Bugün, -İslâm alemi olarak “dibi” gördüğümüzden dolayı- müsbet mânâda tekrar bir kırılmanın eşiğindeyiz. Zaman, devrini yapa yapa yeni bir gaye noktasına varmak üzere... Dergimizin birinci döneminin 576. sayısında yayınlanan Ölüm Odası B-Yedi’nin, “SAPMAZ ÇİZGİ (HİCRİ 1400 GERGİNİ’NDEN)” başlıklı 401. bölümünde, Kumandan Salih Mirzabeyoğlu’nun şöyle bir ifâdesi vardı: “HİCRİ 1 Muharrem 1440-Allah izin verirse, göreceğiz: MİLÂDİ 11 Eylül 2018.”
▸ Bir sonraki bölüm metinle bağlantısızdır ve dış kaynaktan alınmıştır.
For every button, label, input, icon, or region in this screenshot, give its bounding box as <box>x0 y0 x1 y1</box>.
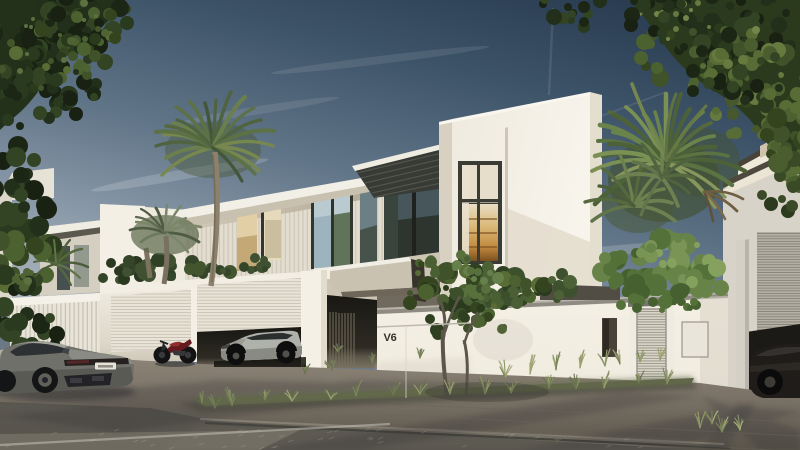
svg-text:V6: V6 <box>383 332 396 344</box>
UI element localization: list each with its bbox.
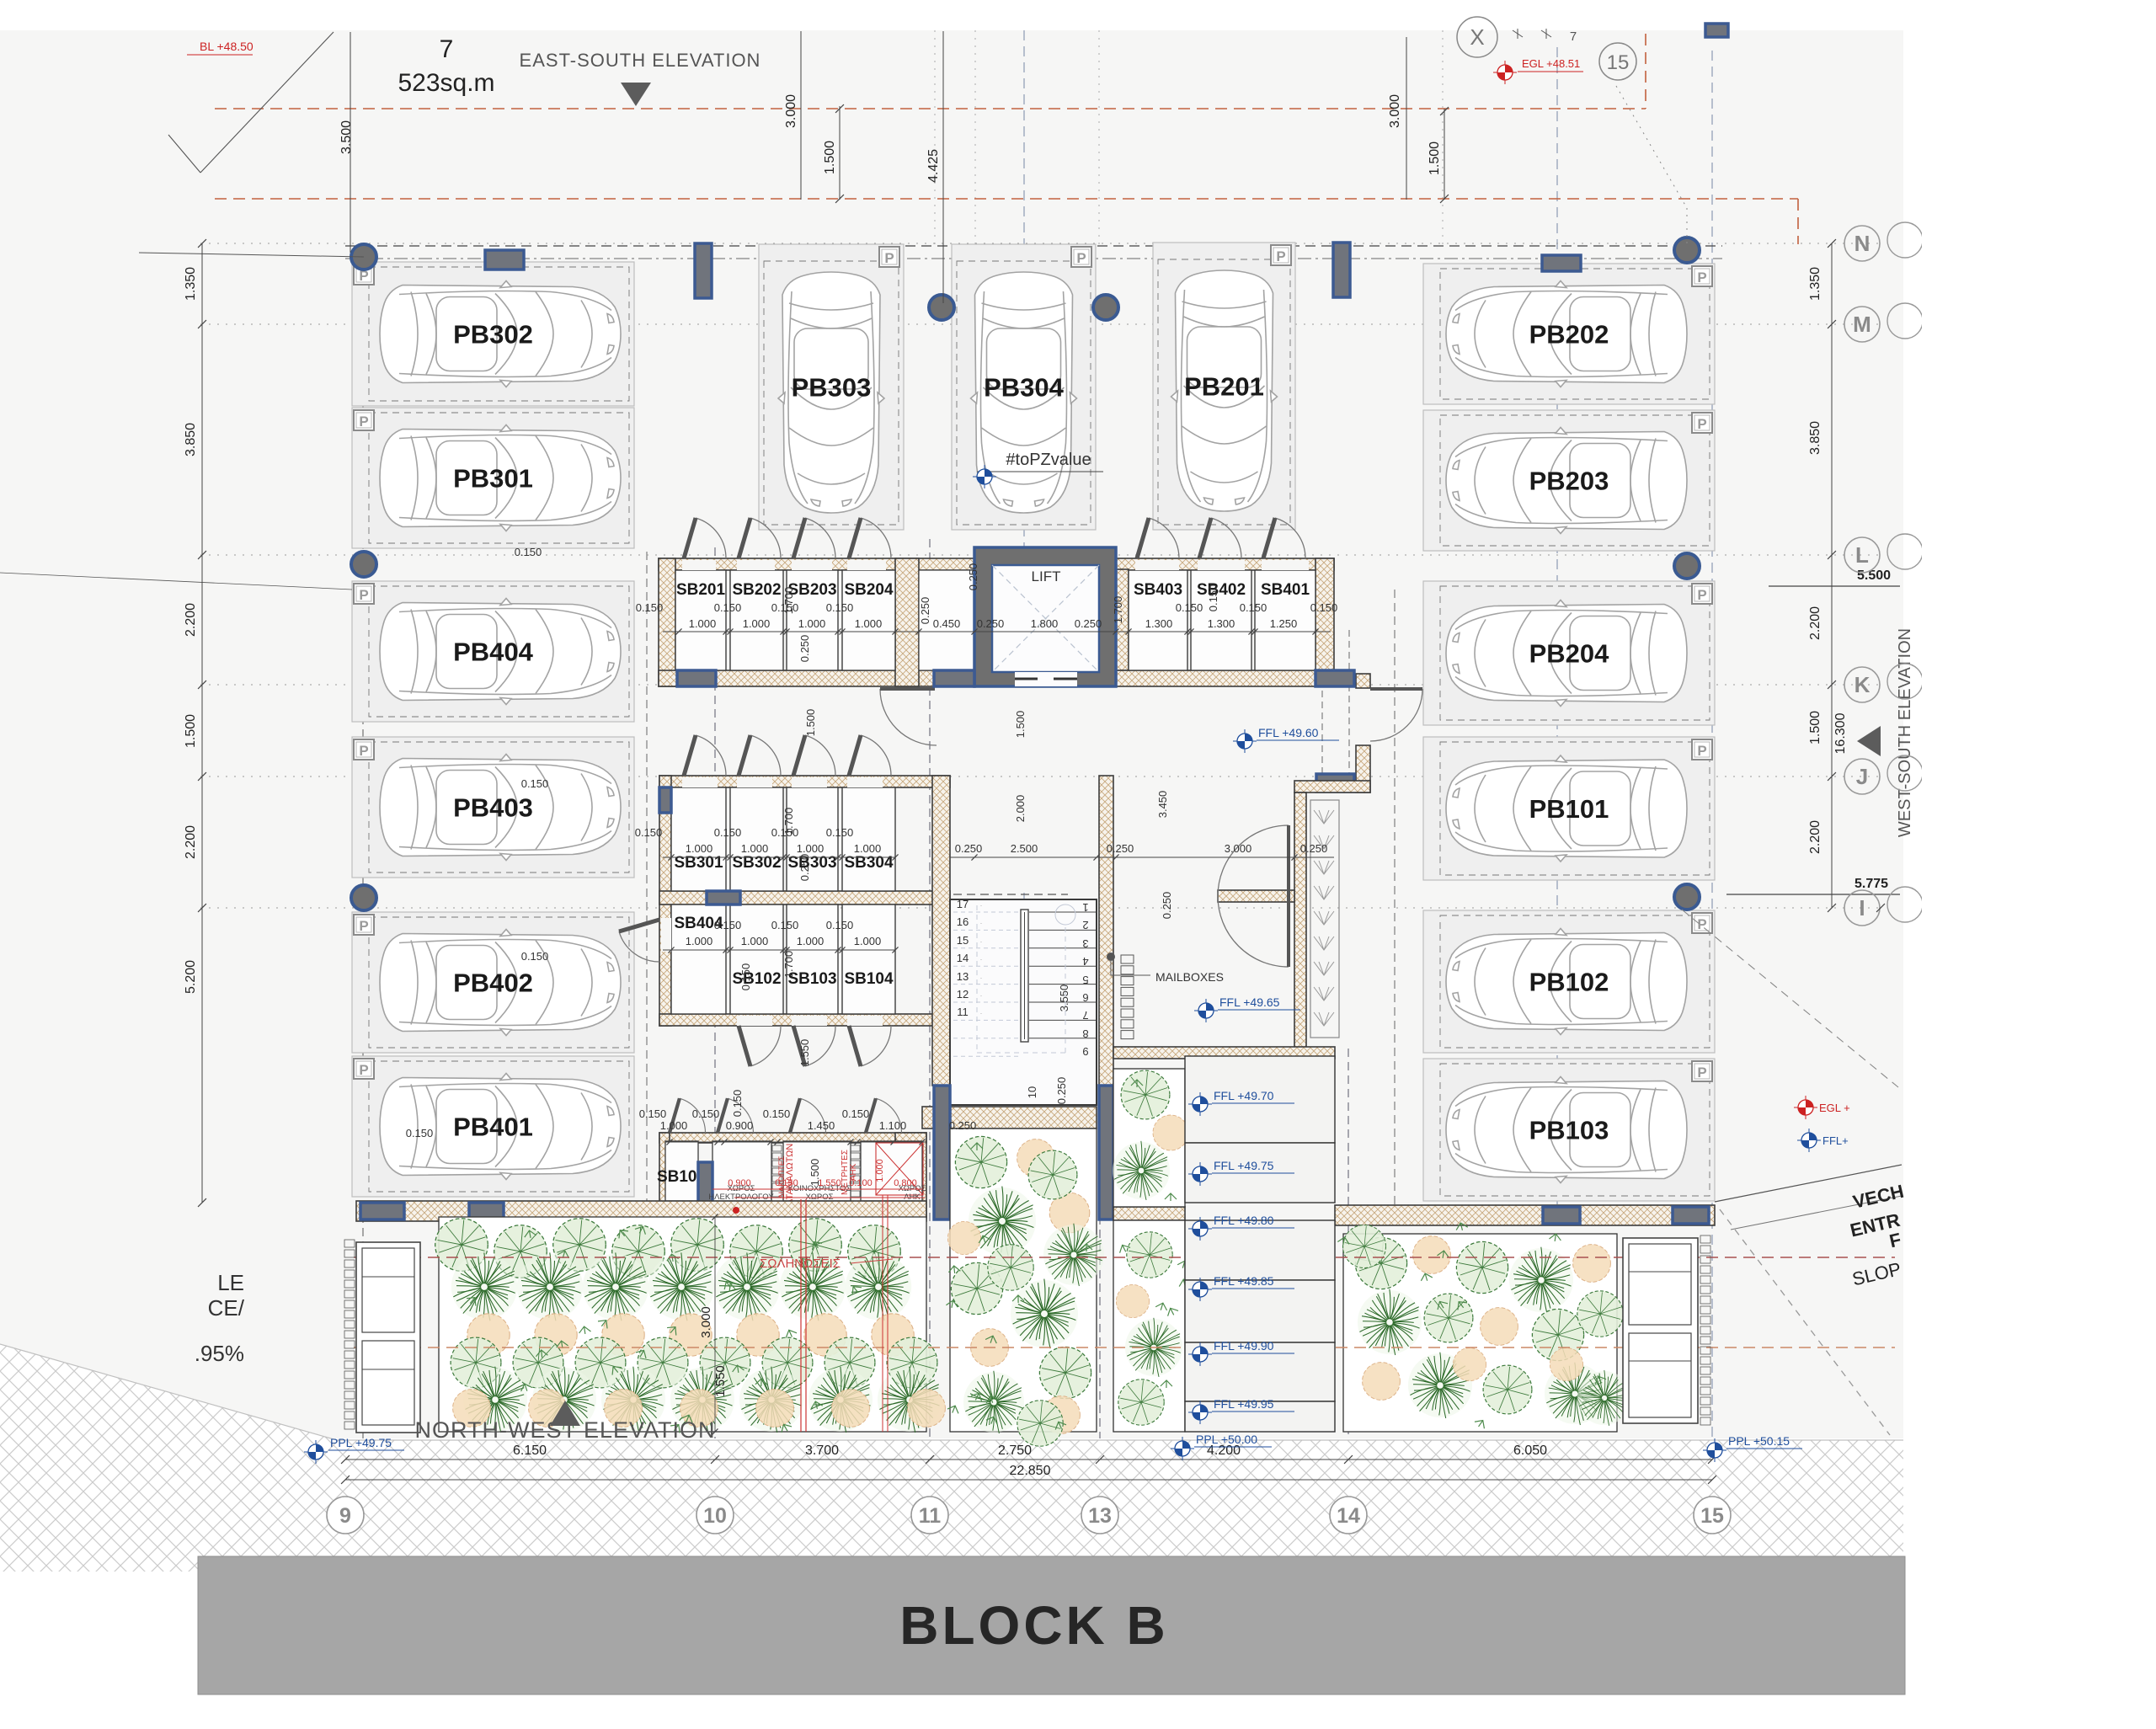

“Hicri 1400 gergini” olarak işaret ettiği Hicrî 1440 yılı, 11 Eylül 2018 tarihinde başladı ve klasik tarih kayıtlarından öte 15. İslâm asrı, böylelikle 40 yıllık bir zuhur gerginliğinin ardından, 1400’ün kemâl devresi olan 1440 itibariyle açılmış oldu. 30 Temmuz Cumartesi günü, Hicrî yeni yılbaşında, yine Kumandan Salih Mirzabeyoğlu’nun üzerinde durduğu, sık sık dikkat çektiği Miladi 2022 ve Hicrî 1444’ü idrak etmeye başlayacağız.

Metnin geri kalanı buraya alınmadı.